The company launched its own internal investigation led by auditing firm KPMG and law firm King & Spalding. Meanwhile, the Department of Veterans Affairs became involved, with three South Carolina VA workers indicted earlier this year for allegedly taking inducements from a MiMedx sales representative in exchange for over-using the company's product on veterans.
A former account executive for MiMedx, Mary Armstrong, called Petit’s resignation “vindication.” She says that two months after she told him and other executives about overcharging, up-charging and over-shipping at dozens of medical facilities in the Dallas-Fort Worth area, the company fired her for poor sales performance.
“The fact that those two, the most prideful men I’ve ever seen in my life, stepped down, goes to show the amount of nefariousness that has gone on at that company,” said Armstrong, who is not part of any litigation with MiMedx. “But there’s still a long way to go. There are still honest whistleblowers out there who are still being attacked by MiMedx.”
Last month, findings in the internal investigation led the company to announce that its financial statements released from 2012-2016 and the first three quarters of 2017 could not be relied on, and that the company would withdraw all previous financial guidance issued for 2018. At that time, MiMedx parted ways with then-Chief Financial Officer Michael Senken and treasurer John Cranston.

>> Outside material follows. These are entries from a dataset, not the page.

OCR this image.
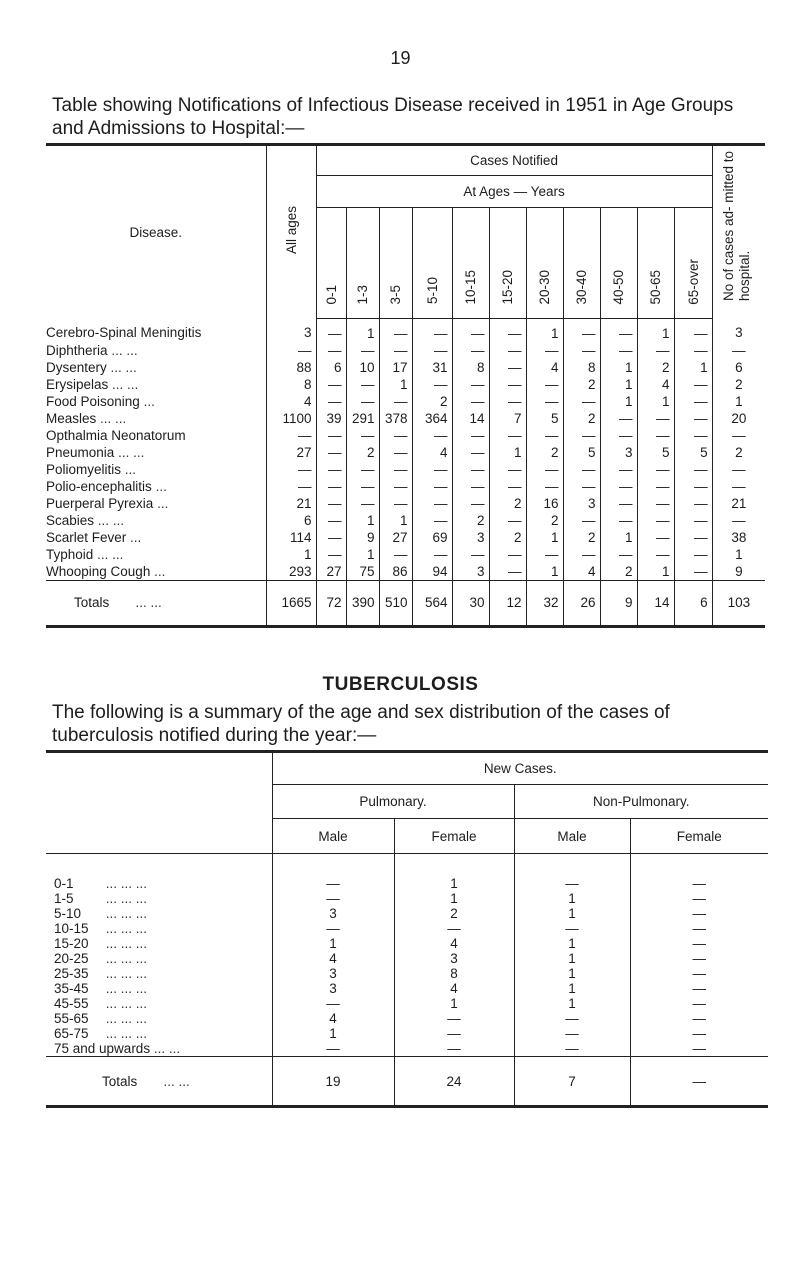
19
Table showing Notifications of Infectious Disease received in 1951 in Age Groups and Admissions to Hospital:—
Disease.	All ages	Cases Notified											No of cases ad- mitted to hospital.
		At Ages — Years											
		0-1	1-3	3-5	5-10	10-15	15-20	20-30	30-40	40-50	50-65	65-over	
Cerebro-Spinal Meningitis	3	—	1	—	—	—	—	1	—	—	1	—	3
Diphtheria ... ...	—	—	—	—	—	—	—	—	—	—	—	—	—
Dysentery ... ...	88	6	10	17	31	8	—	4	8	1	2	1	6
Erysipelas ... ...	8	—	—	1	—	—	—	—	2	1	4	—	2
Food Poisoning ...	4	—	—	—	2	—	—	—	—	1	1	—	1
Measles ... ...	1100	39	291	378	364	14	7	5	2	—	—	—	20
Opthalmia Neonatorum	—	—	—	—	—	—	—	—	—	—	—	—	—
Pneumonia ... ...	27	—	2	—	4	—	1	2	5	3	5	5	2
Poliomyelitis ...	—	—	—	—	—	—	—	—	—	—	—	—	—
Polio-encephalitis ...	—	—	—	—	—	—	—	—	—	—	—	—	—
Puerperal Pyrexia ...	21	—	—	—	—	—	2	16	3	—	—	—	21
Scabies ... ...	6	—	1	1	—	2	—	2	—	—	—	—	—
Scarlet Fever ...	114	—	9	27	69	3	2	1	2	1	—	—	38
Typhoid ... ...	1	—	1	—	—	—	—	—	—	—	—	—	1
Whooping Cough ...	293	27	75	86	94	3	—	1	4	2	1	—	9
Totals ... ...	1665	72	390	510	564	30	12	32	26	9	14	6	103
TUBERCULOSIS
The following is a summary of the age and sex distribution of the cases of tuberculosis notified during the year:—
	New Cases.			
	Pulmonary.		Non-Pulmonary.	
	Male	Female	Male	Female
0-1 ... ... ...	—	1	—	—
1-5 ... ... ...	—	1	1	—
5-10 ... ... ...	3	2	1	—
10-15 ... ... ...	—	—	—	—
15-20 ... ... ...	1	4	1	—
20-25 ... ... ...	4	3	1	—
25-35 ... ... ...	3	8	1	—
35-45 ... ... ...	3	4	1	—
45-55 ... ... ...	—	1	1	—
55-65 ... ... ...	4	—	—	—
65-75 ... ... ...	1	—	—	—
75 and upwards ... ...	—	—	—	—
Totals ... ...	19	24	7	—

Those developments led short seller Mark Cohodes to predict on his website, PetiteParkerTheBarker.com, that Petit would be out as CEO by July 4 and that MiMedx will declare bankruptcy by Labor Day.
After Monday’s resignations, he adjusted the latter forecast to the end of this month.
“When the CEO, the president and the CFO are all gone – this thing’s a bankruptcy,” he said. “It’s a massive fraud. It’s been a massive lie all the way through.”
THE STORY SO FAR
MiMedx, which sells regenerative injections and wound coverings derived from human placental tissue, has been under siege for months after accusations by former employees the company participated in improper sales practices, including alleged over-shipping products to Veterans Affairs hospitals.
The company is under scrutiny by several federal agencies, including the Department of Justice, the Securities and Exchange Commission, the Department of Veterans Affairs and the Food and Drug Administration.